Where the Turk’s dark skin was a sign of old Europe’s greatest fears, in Heth’s case race masked the machine in the flesh and withered femininity of an intimate, local, and familiar possession. Her dark skin was now coated with the sheen of artifice, of an industrial age that had leaped over the Atlantic and taken root in America. It was ours now; we owned it completely, its power and its promises, too. Touch her. Her sunken teats began to draw the curious caresses of a new intimacy. The modesty that came from racial disgust was no longer necessary.

It’s easy to forget that, despite Barnum’s familial intimacies and the hyperbolic antislavery rhetoric typical of his multiple up-by-my-bootstraps autobiographies, Heth was, and remained, a thing. She was a lucrative act and object of display even after her death, when Barnum charged fifty cents for public entry to an autopsy held in a saloon in New York City.

Still, the performance continued. As her body was reduced to its component parts under a surgeon’s knife, and as those who’d been duped for so long came to discover the final truth about this enigma, Barnum went so far as to claim it wasn’t actually her body.  It was as if the wily slave woman had outwitted her masters, conned the conman. Checkmate. Joice Heth, Barnum announced, had escaped to Europe to continue her own arts of deception. Slave, machine, black, woman, she was always something else, less than life and now more than death. He did not free her—she escaped, suggesting that her time with him was likely voluntary all along. This might have been a way for Barnum to confirm his innocence, washing his hands of the taint of slave ownership.

Or maybe it was an act of love.
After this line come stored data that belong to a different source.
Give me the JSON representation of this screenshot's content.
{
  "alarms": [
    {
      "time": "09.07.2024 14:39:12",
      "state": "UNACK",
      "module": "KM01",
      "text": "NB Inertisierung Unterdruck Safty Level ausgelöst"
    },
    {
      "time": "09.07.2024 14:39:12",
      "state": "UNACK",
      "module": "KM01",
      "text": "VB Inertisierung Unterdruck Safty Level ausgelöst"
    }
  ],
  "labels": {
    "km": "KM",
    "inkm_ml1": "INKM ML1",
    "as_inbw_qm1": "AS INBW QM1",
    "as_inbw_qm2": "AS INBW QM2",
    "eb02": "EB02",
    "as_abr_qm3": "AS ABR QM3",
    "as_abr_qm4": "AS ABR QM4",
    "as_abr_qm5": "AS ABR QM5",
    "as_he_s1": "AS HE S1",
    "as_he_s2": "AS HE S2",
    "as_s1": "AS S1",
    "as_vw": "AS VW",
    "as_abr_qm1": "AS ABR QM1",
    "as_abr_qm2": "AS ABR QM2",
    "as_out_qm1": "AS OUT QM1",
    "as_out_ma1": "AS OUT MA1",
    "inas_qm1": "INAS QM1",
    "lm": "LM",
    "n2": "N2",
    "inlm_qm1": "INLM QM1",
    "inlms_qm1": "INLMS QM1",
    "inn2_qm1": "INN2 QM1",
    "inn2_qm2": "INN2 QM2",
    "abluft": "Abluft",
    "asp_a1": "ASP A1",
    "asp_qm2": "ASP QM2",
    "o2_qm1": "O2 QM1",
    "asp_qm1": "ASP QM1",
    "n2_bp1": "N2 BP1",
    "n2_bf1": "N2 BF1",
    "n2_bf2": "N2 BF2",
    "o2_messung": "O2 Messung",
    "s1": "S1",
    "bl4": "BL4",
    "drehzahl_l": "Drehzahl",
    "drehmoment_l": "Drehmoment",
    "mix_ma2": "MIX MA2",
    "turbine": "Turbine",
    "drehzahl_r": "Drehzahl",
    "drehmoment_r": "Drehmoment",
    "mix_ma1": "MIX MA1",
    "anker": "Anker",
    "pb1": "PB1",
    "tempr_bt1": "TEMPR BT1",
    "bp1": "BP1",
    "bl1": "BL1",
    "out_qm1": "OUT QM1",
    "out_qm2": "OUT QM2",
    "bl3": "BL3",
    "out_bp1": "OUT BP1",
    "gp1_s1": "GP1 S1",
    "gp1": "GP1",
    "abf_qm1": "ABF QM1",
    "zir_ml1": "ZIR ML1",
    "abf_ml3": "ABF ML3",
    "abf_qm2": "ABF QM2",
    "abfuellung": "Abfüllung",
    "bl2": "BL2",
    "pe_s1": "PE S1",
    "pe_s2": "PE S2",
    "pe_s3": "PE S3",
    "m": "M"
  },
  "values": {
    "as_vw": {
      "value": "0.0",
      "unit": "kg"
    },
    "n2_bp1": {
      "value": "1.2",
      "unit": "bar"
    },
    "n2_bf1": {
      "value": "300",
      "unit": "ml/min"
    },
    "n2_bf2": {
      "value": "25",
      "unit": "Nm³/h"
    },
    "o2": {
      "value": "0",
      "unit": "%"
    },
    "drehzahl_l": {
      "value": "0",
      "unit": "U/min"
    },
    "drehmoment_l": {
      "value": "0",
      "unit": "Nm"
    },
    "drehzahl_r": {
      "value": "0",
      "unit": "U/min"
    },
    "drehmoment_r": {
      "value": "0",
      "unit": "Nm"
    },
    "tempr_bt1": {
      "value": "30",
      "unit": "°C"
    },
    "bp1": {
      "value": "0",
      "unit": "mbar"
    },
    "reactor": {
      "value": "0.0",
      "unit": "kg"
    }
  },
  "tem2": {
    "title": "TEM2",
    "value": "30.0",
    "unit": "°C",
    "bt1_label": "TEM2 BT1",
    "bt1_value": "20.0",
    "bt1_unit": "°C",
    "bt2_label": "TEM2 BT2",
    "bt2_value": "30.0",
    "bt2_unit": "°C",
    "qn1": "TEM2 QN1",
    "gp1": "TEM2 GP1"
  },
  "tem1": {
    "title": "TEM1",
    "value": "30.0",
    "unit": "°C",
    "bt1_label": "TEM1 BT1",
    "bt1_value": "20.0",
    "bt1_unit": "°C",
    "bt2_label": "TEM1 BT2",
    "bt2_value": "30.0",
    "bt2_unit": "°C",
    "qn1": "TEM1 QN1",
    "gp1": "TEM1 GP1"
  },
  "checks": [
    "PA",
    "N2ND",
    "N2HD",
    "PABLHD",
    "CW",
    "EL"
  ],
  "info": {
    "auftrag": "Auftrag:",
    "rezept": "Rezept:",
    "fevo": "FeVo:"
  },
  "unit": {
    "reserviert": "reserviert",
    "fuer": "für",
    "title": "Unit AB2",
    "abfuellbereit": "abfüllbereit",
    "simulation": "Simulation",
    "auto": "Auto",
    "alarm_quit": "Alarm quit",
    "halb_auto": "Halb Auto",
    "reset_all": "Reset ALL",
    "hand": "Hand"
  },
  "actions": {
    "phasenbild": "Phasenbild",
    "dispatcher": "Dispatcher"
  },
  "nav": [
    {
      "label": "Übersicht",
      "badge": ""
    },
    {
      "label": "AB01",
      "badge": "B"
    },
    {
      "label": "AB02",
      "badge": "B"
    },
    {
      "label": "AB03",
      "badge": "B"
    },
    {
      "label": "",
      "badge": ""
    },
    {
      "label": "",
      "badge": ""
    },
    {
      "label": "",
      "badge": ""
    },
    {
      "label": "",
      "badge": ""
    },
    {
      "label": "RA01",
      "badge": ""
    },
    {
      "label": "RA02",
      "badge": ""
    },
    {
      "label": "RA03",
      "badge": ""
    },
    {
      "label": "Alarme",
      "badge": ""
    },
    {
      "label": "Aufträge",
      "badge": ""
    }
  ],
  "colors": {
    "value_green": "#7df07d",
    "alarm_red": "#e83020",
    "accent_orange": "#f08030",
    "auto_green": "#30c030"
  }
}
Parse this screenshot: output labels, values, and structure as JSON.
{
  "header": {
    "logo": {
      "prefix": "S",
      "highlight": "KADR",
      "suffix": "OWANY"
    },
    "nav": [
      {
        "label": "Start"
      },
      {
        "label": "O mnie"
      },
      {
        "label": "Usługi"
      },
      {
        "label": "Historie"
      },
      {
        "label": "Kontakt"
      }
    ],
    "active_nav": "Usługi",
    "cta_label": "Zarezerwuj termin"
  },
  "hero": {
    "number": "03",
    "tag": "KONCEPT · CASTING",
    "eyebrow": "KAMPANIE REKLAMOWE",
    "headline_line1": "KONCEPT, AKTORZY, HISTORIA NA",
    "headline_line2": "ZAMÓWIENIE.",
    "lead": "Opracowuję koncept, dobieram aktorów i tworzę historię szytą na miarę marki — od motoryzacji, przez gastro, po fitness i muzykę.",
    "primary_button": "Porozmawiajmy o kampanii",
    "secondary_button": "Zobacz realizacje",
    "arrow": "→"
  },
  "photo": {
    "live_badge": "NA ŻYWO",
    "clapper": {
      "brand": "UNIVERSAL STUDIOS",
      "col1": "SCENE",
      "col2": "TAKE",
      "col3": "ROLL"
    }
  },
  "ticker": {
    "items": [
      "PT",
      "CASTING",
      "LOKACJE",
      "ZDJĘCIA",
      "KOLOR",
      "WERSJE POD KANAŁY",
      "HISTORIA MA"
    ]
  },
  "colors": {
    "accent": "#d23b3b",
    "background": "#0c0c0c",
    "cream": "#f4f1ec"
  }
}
Barnum knew Heth well: they’d traveled the byways of early American media spectacle together. It wouldn’t have been the kind of love a master could have had for a slave, though that kind of love is inexhaustibly suggestive. Barnum’s love for Heth was the kind of love we now have for our machines, as they become less and less uncanny and more like us than we are. She could have become human to him, or something even better. Maybe this final gesture was a way for him to free her from history, using his considerable powers of deception and ambiguity to finally grant her freedom in immortality.